Le disparate en parade pare à gauche, Père gardez-vous à droite, l’adresse en poste restante restant la précaution d’usage d’un luxe évanescent.

 

« 39. / Un enfant dit pita pour kippa. Myriam enlève son voile. Batsheva est gentille. Sylvie imite sa meilleure amie. Jean-François sait tout sur tout. À Tel-Aviv, un diplomate surveille sa ligne. // 40. / L’alerte à la bombe sur la plage d’Herzliya. Un petit garçon joue très bien du piano [Outre poète, Decourt est pianiste]. Cocktail, Karl Marx et le romantisme. La femme d’Élie bronze. Monsieur Gouriévidis compte jusqu’à dix en chinois. » Une unité de lieu reconnaissable est Tel Aviv où un père ambassadeur est resté longtemps en poste (Diplomatiques, 2014). Le poème dépêche chiffrée.

 

« Il n’y a pas de trésor au pied de l’arc-en-ciel. » (autre exception poétique)

 

« 62. / Olivier se préserve des ours. Pour acheter un corps, l’argent se donne de la main à la main.
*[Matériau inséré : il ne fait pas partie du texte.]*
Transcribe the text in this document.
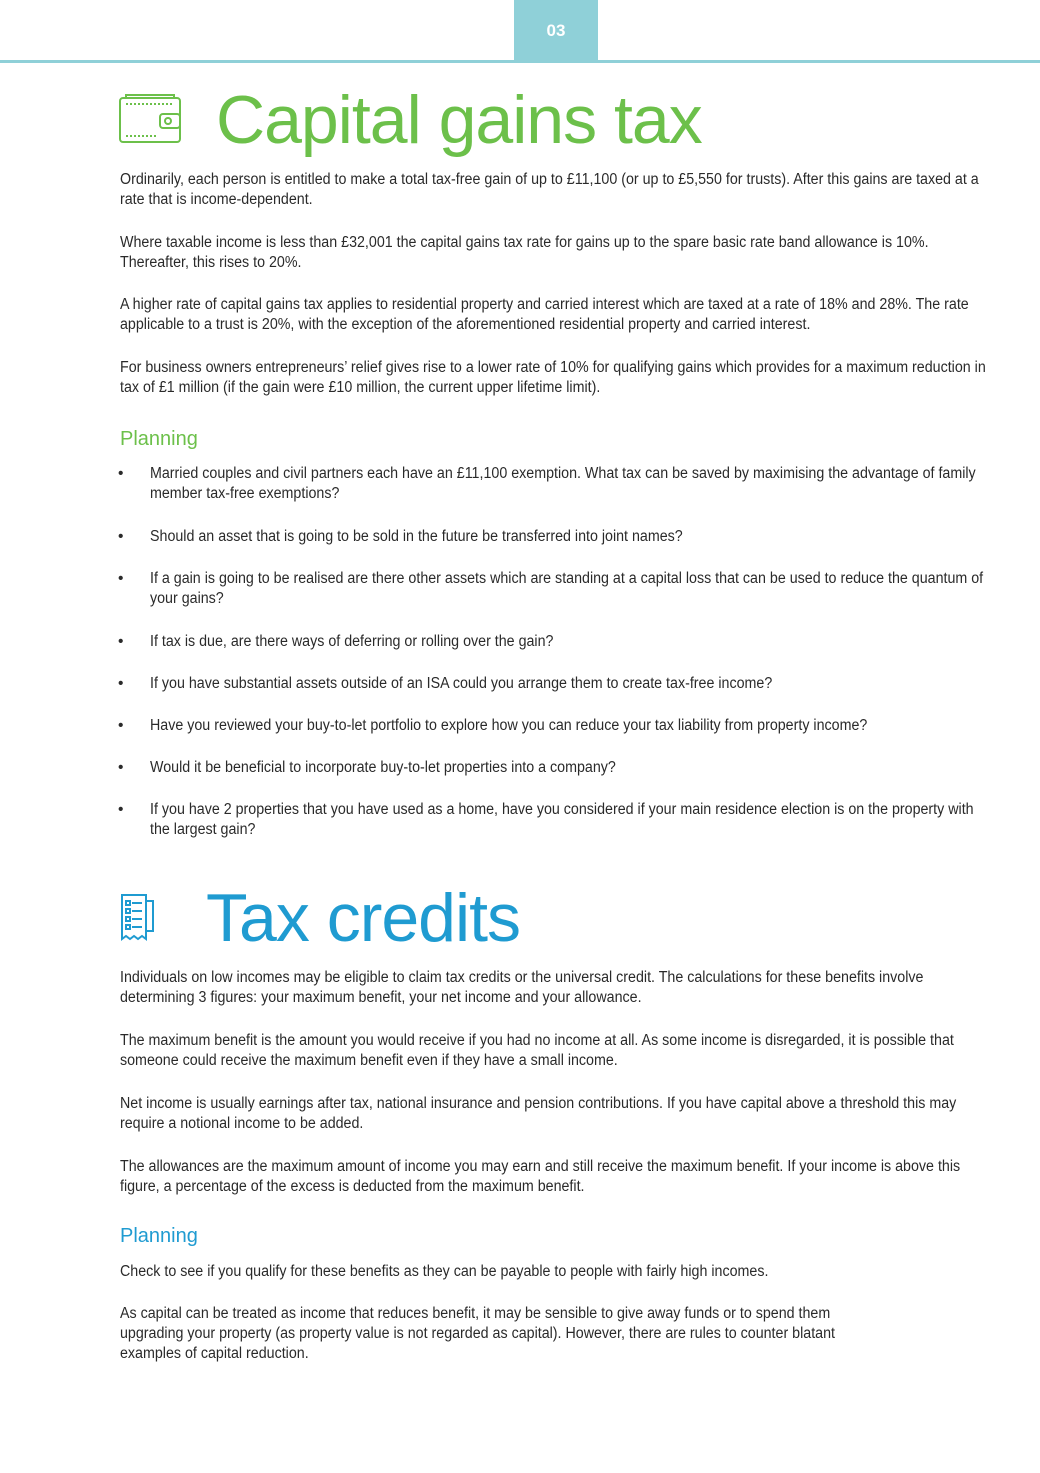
03
Capital gains tax

Ordinarily, each person is entitled to make a total tax-free gain of up to £11,100 (or up to £5,550 for trusts). After this gains are taxed at a rate that is income-dependent.

Where taxable income is less than £32,001 the capital gains tax rate for gains up to the spare basic rate band allowance is 10%. Thereafter, this rises to 20%.

A higher rate of capital gains tax applies to residential property and carried interest which are taxed at a rate of 18% and 28%. The rate applicable to a trust is 20%, with the exception of the aforementioned residential property and carried interest.

For business owners entrepreneurs’ relief gives rise to a lower rate of 10% for qualifying gains which provides for a maximum reduction in tax of £1 million (if the gain were £10 million, the current upper lifetime limit).

Planning
• Married couples and civil partners each have an £11,100 exemption. What tax can be saved by maximising the advantage of family member tax-free exemptions?

• Should an asset that is going to be sold in the future be transferred into joint names?

• If a gain is going to be realised are there other assets which are standing at a capital loss that can be used to reduce the quantum of your gains?

• If tax is due, are there ways of deferring or rolling over the gain?

• If you have substantial assets outside of an ISA could you arrange them to create tax-free income?

• Have you reviewed your buy-to-let portfolio to explore how you can reduce your tax liability from property income?

• Would it be beneficial to incorporate buy-to-let properties into a company?

• If you have 2 properties that you have used as a home, have you considered if your main residence election is on the property with the largest gain?

Tax credits

Individuals on low incomes may be eligible to claim tax credits or the universal credit. The calculations for these benefits involve determining 3 figures: your maximum benefit, your net income and your allowance.

The maximum benefit is the amount you would receive if you had no income at all. As some income is disregarded, it is possible that someone could receive the maximum benefit even if they have a small income.

Net income is usually earnings after tax, national insurance and pension contributions. If you have capital above a threshold this may require a notional income to be added.

The allowances are the maximum amount of income you may earn and still receive the maximum benefit. If your income is above this figure, a percentage of the excess is deducted from the maximum benefit.

Planning

Check to see if you qualify for these benefits as they can be payable to people with fairly high incomes.

As capital can be treated as income that reduces benefit, it may be sensible to give away funds or to spend them upgrading your property (as property value is not regarded as capital). However, there are rules to counter blatant examples of capital reduction.
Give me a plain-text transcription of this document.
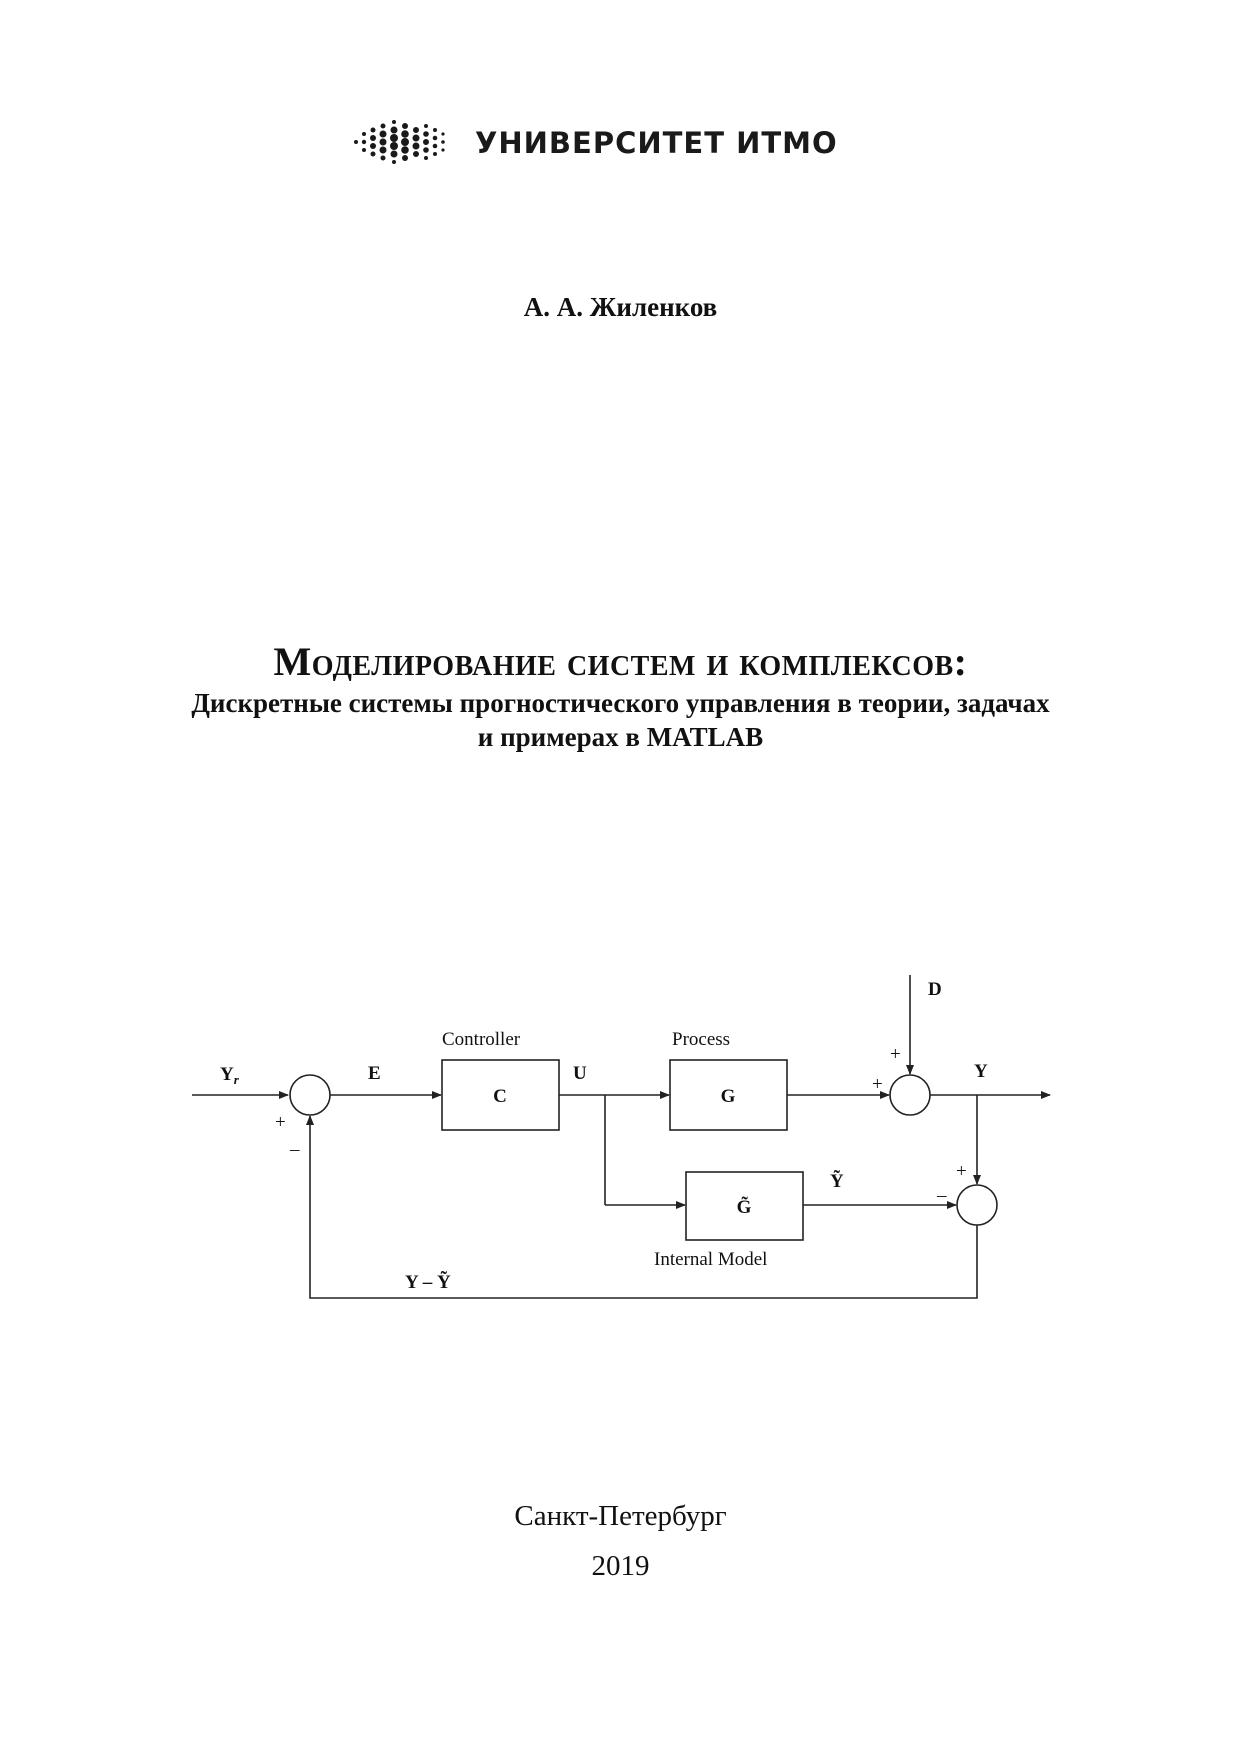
УНИВЕРСИТЕТ ИТМО
А. А. Жиленков
Моделирование систем и комплексов:
Дискретные системы прогностического управления в теории, задачах
и примерах в MATLAB
Controller	Process
Internal Model
C	G
G̃
$Y_r$	E	U
D
Y
Ỹ
Y – Ỹ
+
–
+
+
+
–
Санкт-Петербург
2019
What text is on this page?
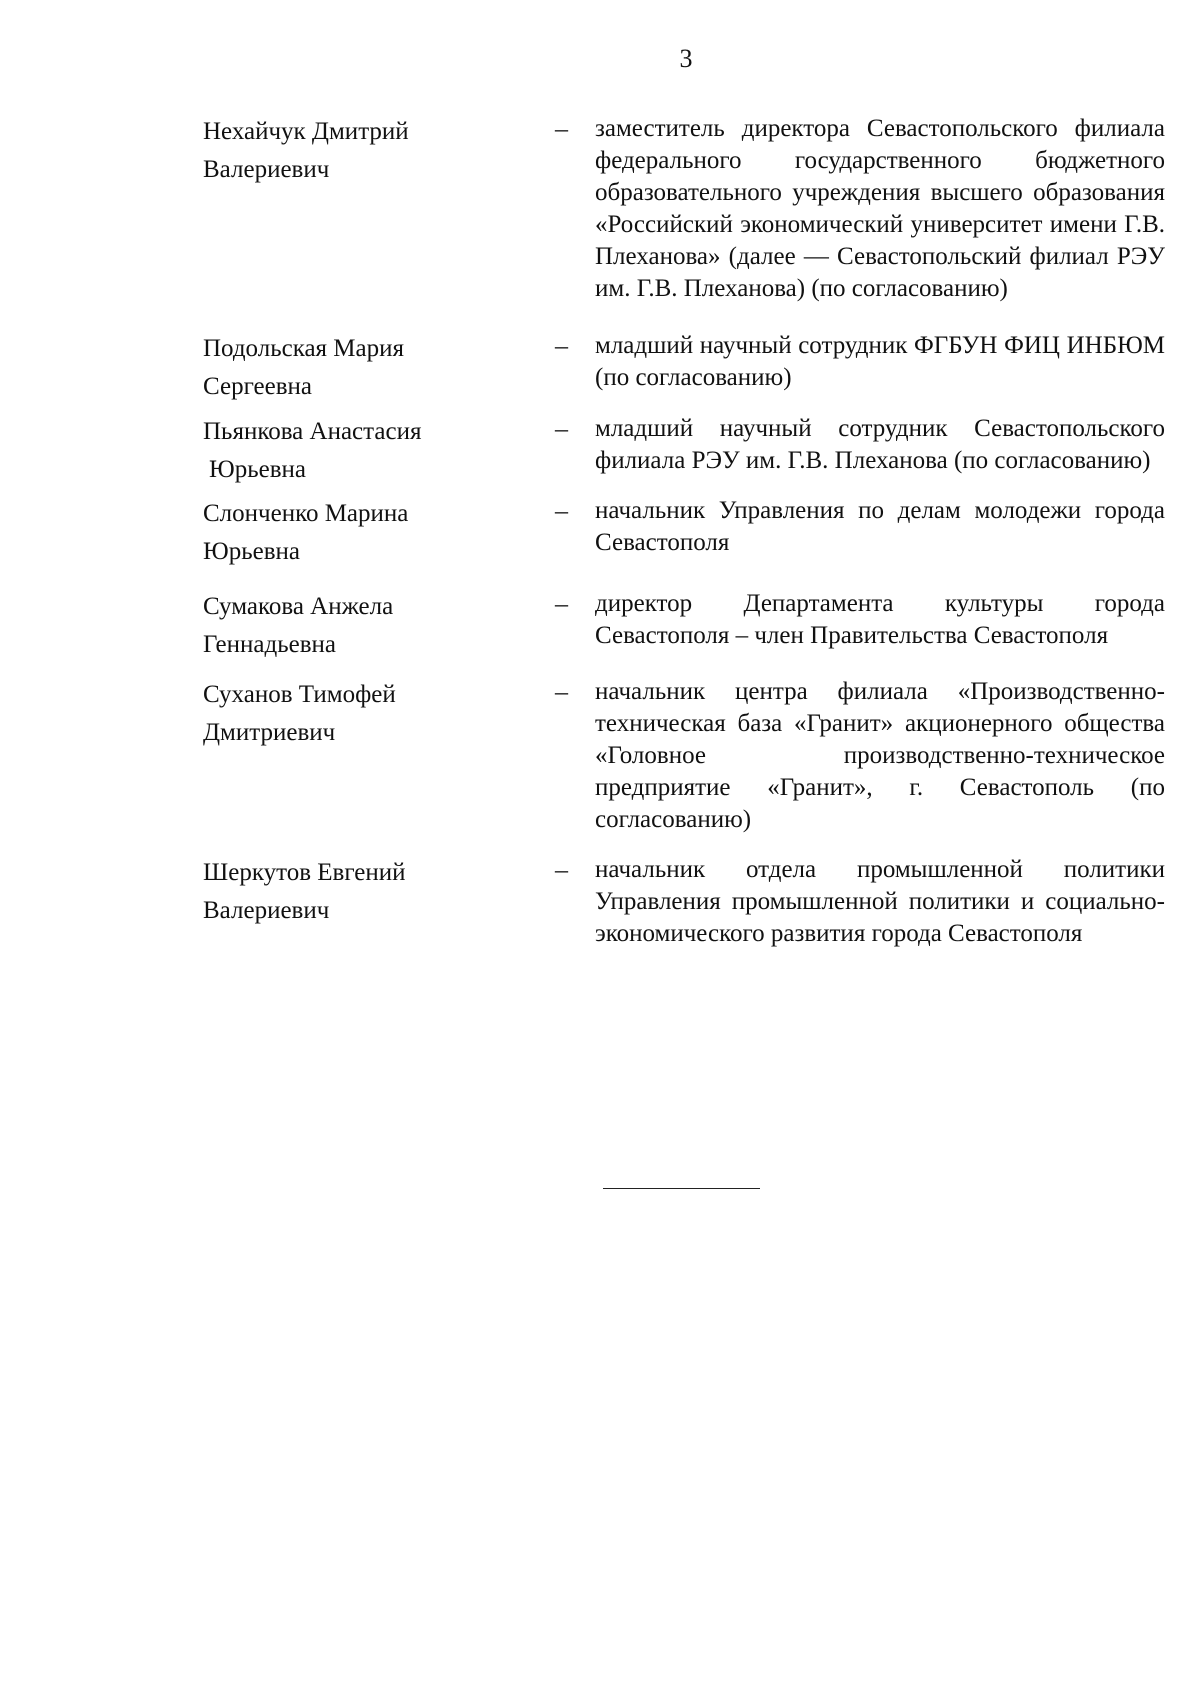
3
Нехайчук Дмитрий
Валериевич
–	заместитель директора Севастопольского филиала федерального государственного бюджетного образовательного учреждения высшего образования «Российский экономический университет имени Г.В. Плеханова» (далее — Севастопольский филиал РЭУ им. Г.В. Плеханова) (по согласованию)
Подольская Мария
Сергеевна
–	младший научный сотрудник ФГБУН ФИЦ ИНБЮМ (по согласованию)
Пьянкова Анастасия
Юрьевна
–	младший научный сотрудник Севастопольского филиала РЭУ им. Г.В. Плеханова (по согласованию)
Слонченко Марина
Юрьевна
–	начальник Управления по делам молодежи города Севастополя
Сумакова Анжела
Геннадьевна
–	директор Департамента культуры города Севастополя – член Правительства Севастополя
Суханов Тимофей
Дмитриевич
–	начальник центра филиала «Производственно-техническая база «Гранит» акционерного общества «Головное производственно-техническое предприятие «Гранит», г. Севастополь (по согласованию)
Шеркутов Евгений
Валериевич
–	начальник отдела промышленной политики Управления промышленной политики и социально-экономического развития города Севастополя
Christina s’interroge à voix haute. L’accord parfait n’a que trois sons. Un homme sans idées vaut beaucoup. Je n’ai plus peur de manquer ma vie. »

 

Le parcours codé une pudeur.

 

« Prince-de-Galles et pochette à pois se marient bien contre toute attente. » « Dans le bus un faux mutilé de guerre récolte la place assise. » « On ne se doute pas que je suis un imposteur. » « Changer une ampoule ne s’apprend pas plus qu’une langue étrangère. » « Un vieil homme offre des larves à des jeunes filles pour s’attirer leurs faveurs. »

 

Un catalogue de détachement, sans ambages ni pathos. Mondanités toutes saisons. Une douleur vagabonde affleure. Né en 1985, au bout des doigts plus de souvenirs que cils ne cillent, n’oscillent, ne dessillent. Du substantiel à la boutonnière. Du dandysme comme un sang nouveau.

 

De s’être à fleuret moucheté exercé en vers lisses aux saillies légères, enjambements fluides, détachés mesurément (derniers opus 9 h 50 à l’Hôtel-Dieu (2016), Le cargo de la Rébétika (2017)), Guillaume Decourt donne à ces proses plus que proses un imperceptible soutenu fond de contrebasse signant le poète. Oui, sur le front.